Megan McArdle ponders income mobility, specifically that middle-class and upper-class people brook no challenge to their children’s current economic strata. The result is that we think of mobility as only going in one direction — up — so higher-income parents “pay lip service to mobility, but they work damn hard to make sure that their kids don’t get exposed to a peer group that might normalize dropping out and working low-wage, dead end jobs, or going on welfare.” She continues,
No matter how deeply ideologically committed you are to public education and income mobility, you will not leave your kid in a high-poverty school where gangs are valorized and college is not–or even in a working class school that will close off the chances for admission to Harvard. You’ll agitate against zoning that would bring poor people in (though of course, not because of the poor people, it’s just that, you know, the character of the town is quiet single family houses and the infrastructure won’t support multi-family plus we don’t really have the social services here and they’d be much better off in Camden, actually.) With other like-minded parents, you’ll take over the school and reshape its priorities to match those of the upper-middle class. Or you’ll move to a different school system, naturally talking about the enrichment programs rather than the more affluent, education-focused peer group you’re buying for your kids.

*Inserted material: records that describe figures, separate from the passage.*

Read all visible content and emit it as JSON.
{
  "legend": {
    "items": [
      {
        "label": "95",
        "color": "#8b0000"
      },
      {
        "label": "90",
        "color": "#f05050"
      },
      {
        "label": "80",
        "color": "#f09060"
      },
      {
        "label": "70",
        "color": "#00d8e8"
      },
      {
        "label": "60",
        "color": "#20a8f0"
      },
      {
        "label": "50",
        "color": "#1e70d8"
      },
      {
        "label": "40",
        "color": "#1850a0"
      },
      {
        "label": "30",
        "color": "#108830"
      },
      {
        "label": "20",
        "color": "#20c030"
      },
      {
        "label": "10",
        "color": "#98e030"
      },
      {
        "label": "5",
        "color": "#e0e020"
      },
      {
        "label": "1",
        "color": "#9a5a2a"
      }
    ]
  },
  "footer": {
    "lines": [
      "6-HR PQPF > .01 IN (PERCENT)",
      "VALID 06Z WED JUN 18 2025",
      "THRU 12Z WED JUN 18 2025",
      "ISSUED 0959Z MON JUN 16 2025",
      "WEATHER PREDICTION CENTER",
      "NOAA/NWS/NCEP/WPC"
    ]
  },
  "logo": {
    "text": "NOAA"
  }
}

The one thing you will not say–unless you are isolated in a rural area with exactly one school and no critical mass of similar parents–is, “Oh, well, I guess the best we can hope for is a third-tier state school.” It is no accident that the middle class bits of the New York City school system have managed to hijack the best resources for themselves, in the process building a pretty good public school system which exists cheek-by-jowl with a very lousy one.